Un viaje lleno de baches podría ser el mayor obstáculo para el futuro de los taxis aéreos. Investigadores de la NASA en Estados Unidos descubrieron que pequeños cambios en la forma en que vuelan estas aeronaves eléctricas podrían hacer que los pasajeros estén mucho más cómodos.
Una plataforma de movimiento y una vista virtual de Alcatraz
En el Centro de Investigación de Vuelo Armstrong de la NASA en California, voluntarios se sentaron en un asiento montado sobre una plataforma metálica rodeada de barras amarillas. Usaban gafas de realidad virtual que mostraban una ruta de vuelo sobre la Bahía de San Francisco, incluyendo la antigua prisión en la Isla de Alcatraz. La plataforma se movía en seis direcciones para simular los movimientos de un taxi aéreo. Los investigadores querían ver qué hacía sentir mal o incómodas a las personas.
Por qué la suavidad importa más que la velocidad
Los taxis aéreos son aeronaves pequeñas, eléctricas, de despegue y aterrizaje vertical. Se espera que transporten pasajeros en viajes cortos dentro de las ciudades. Pero a diferencia de los aviones comerciales grandes, vuelan más bajo y más lento, lo que los hace más sensibles al viento y la turbulencia. El estudio de la NASA probó diferentes perfiles de vuelo para encontrar cuáles reducían el mareo. Los resultados mostraron que los giros más suaves y los cambios de altitud más graduales marcaban una gran diferencia en la comodidad de los pasajeros.
Lo que reportaron los voluntarios
Cada voluntario calificó su nivel de comodidad durante los vuelos simulados. Los datos ayudaron a la NASA a identificar las maniobras específicas que causaban más molestias. El estudio no probó aeronaves reales. Usó un simulador de movimiento para predecir cómo se sentirían los pasajeros reales. El objetivo era dar a los diseñadores de taxis aéreos pautas claras sobre cómo programar rutas más suaves.
Por qué residentes locales y viajeros tomaron nota
San Francisco es un mercado temprano probable para los taxis aéreos. La congestión del tráfico en el Área de la Bahía ha hecho que muchas personas estén ansiosas por opciones de viaje más rápidas. Si los taxis aéreos son demasiado incómodos, los pasajeros no los usarán. La investigación de la NASA abordó directamente ese riesgo. Al encontrar formas de reducir las náuseas y los sacudones, el estudio ayudó a allanar el camino para la aceptación pública.

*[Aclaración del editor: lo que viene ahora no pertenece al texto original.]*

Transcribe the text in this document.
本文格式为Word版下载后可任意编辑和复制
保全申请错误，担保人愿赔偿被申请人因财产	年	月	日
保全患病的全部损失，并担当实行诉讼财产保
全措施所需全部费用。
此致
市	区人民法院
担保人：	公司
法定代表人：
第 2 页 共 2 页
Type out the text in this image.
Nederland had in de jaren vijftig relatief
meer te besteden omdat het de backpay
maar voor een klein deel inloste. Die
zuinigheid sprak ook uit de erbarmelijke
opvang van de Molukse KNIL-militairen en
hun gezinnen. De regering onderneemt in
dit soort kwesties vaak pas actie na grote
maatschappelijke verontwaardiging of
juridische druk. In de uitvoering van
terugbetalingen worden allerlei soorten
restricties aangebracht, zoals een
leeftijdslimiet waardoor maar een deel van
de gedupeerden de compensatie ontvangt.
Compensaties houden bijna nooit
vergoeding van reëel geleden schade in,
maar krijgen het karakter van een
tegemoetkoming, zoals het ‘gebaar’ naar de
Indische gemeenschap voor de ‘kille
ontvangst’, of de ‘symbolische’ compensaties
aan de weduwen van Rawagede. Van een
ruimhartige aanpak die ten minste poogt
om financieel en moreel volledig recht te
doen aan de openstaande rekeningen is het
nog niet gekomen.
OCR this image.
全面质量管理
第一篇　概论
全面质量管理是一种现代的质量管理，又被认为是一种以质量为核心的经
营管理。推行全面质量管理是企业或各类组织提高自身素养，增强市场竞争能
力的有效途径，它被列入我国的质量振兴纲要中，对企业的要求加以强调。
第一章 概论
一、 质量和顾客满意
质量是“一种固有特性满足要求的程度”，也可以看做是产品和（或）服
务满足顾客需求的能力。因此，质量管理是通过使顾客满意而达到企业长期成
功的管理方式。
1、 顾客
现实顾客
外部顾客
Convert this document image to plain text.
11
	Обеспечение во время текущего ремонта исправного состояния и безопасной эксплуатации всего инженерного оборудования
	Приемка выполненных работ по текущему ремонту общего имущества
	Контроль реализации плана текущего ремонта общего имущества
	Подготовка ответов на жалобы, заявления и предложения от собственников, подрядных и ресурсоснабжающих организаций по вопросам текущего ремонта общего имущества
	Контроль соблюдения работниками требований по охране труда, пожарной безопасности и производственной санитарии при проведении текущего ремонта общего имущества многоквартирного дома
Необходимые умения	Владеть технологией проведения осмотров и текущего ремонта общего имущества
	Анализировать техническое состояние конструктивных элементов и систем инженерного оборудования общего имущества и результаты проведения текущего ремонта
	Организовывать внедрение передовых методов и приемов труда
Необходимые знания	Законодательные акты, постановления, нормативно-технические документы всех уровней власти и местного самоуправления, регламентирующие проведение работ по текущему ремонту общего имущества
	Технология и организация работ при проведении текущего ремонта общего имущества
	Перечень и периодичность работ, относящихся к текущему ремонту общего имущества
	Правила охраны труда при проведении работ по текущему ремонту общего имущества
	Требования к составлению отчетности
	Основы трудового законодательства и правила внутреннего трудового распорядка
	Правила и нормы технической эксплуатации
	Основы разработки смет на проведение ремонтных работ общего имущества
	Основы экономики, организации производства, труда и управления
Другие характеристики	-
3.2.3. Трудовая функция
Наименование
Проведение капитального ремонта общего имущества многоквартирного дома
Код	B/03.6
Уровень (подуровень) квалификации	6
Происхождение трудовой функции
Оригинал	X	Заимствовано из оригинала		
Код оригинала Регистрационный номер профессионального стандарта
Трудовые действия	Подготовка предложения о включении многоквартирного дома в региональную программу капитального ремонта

La importancia de un futuro más suave
El trabajo de la NASA no construyó un vehículo volador. Construyó conocimiento. El estudio proporcionó un conjunto de datos que los fabricantes de aeronaves pueden usar antes de poner a un pasajero en el aire. La comodidad no es un lujo. Es un requisito para que cualquier nueva forma de transporte tenga éxito.